Last night was the television premiere of the David Cronenberg film “A History of Violence.” There was mayhem, dark secrets exposed and plot twists galore, all penetratingly portrayed. But the image that I have been most unable to shake is this: Maria Bello, as a trailing-edge boomer mom of a taller-than-her teenaged son, donning her high school cheerleader’s outfit and making whoopee with hubby Viggo Mortensen—also a boomer—like rodeo champs.
The thing is: the darned thing fit. (The cheerleader’s outfit, that is.) I mean, I can buy that a great guy can have a violent streak, that people aren’t always who they appear to be, even that boomers can have great, athletic sex…but that anybody in her 40’s up who has had two children (there was a daughter, too) can still zip up that teeny tiny skirt: now, I know this is a Hollywood film.
I know, I know.
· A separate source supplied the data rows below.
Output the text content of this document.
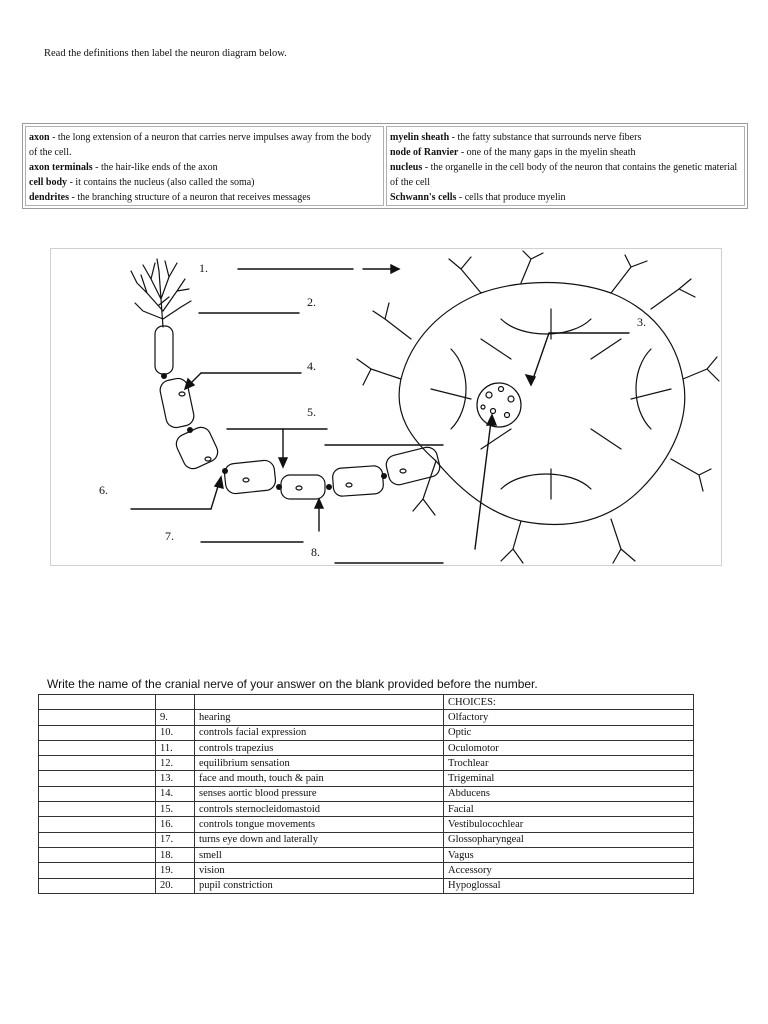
Read the definitions then label the neuron diagram below.
axon - the long extension of a neuron that carries nerve impulses away from the body of the cell.
axon terminals - the hair-like ends of the axon
cell body - it contains the nucleus (also called the soma)
dendrites - the branching structure of a neuron that receives messages
myelin sheath - the fatty substance that surrounds nerve fibers
node of Ranvier - one of the many gaps in the myelin sheath
nucleus - the organelle in the cell body of the neuron that contains the genetic material of the cell
Schwann's cells - cells that produce myelin
1.
2.
3.
4.
5.
6.
7.
8.
Write the name of the cranial nerve of your answer on the blank provided before the number.
			CHOICES:
	9.	hearing	Olfactory
	10.	controls facial expression	Optic
	11.	controls trapezius	Oculomotor
	12.	equilibrium sensation	Trochlear
	13.	face and mouth, touch & pain	Trigeminal
	14.	senses aortic blood pressure	Abducens
	15.	controls sternocleidomastoid	Facial
	16.	controls tongue movements	Vestibulocochlear
	17.	turns eye down and laterally	Glossopharyngeal
	18.	smell	Vagus
	19.	vision	Accessory
	20.	pupil constriction	Hypoglossal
You’re going to tell me that boomers are healthier, more fit and more vital than any other generation in history. (That’s actually my line…) But when it comes to aspirational imaging of boomers, I’m ready to say that our tastemakers have overshot the mark.
If I have to see one more advertisement featuring a 60-year-old woman parachuting from an airplane, driving a race car or shooting rapids down a river; one more model search looking for boomer moms and daughters who can still share the same pair of jeans; one more 50-year-old movie star without a line showing on her face, it will be one too many. I know that there are women at these and even older ages doing/being/having these things. Portraying the small percentage of women who are the exception rather than the rule, this is what marketers call aspirational. I’ve got another word for it: overachieving. Makes me tired just to think about it.
But, don’t we all still dream of these things? Is it my growing aversion to aspirational imaging that is, in fact, the exception rather than the rule? On Monday, I’ll tell you about a research study I did with Dr. Jimmy Smull of 100 well-educated, high performing leading edge boomer women, and what they, in truth, really aspire to. Hint: not one of their dreams required a crash helmet.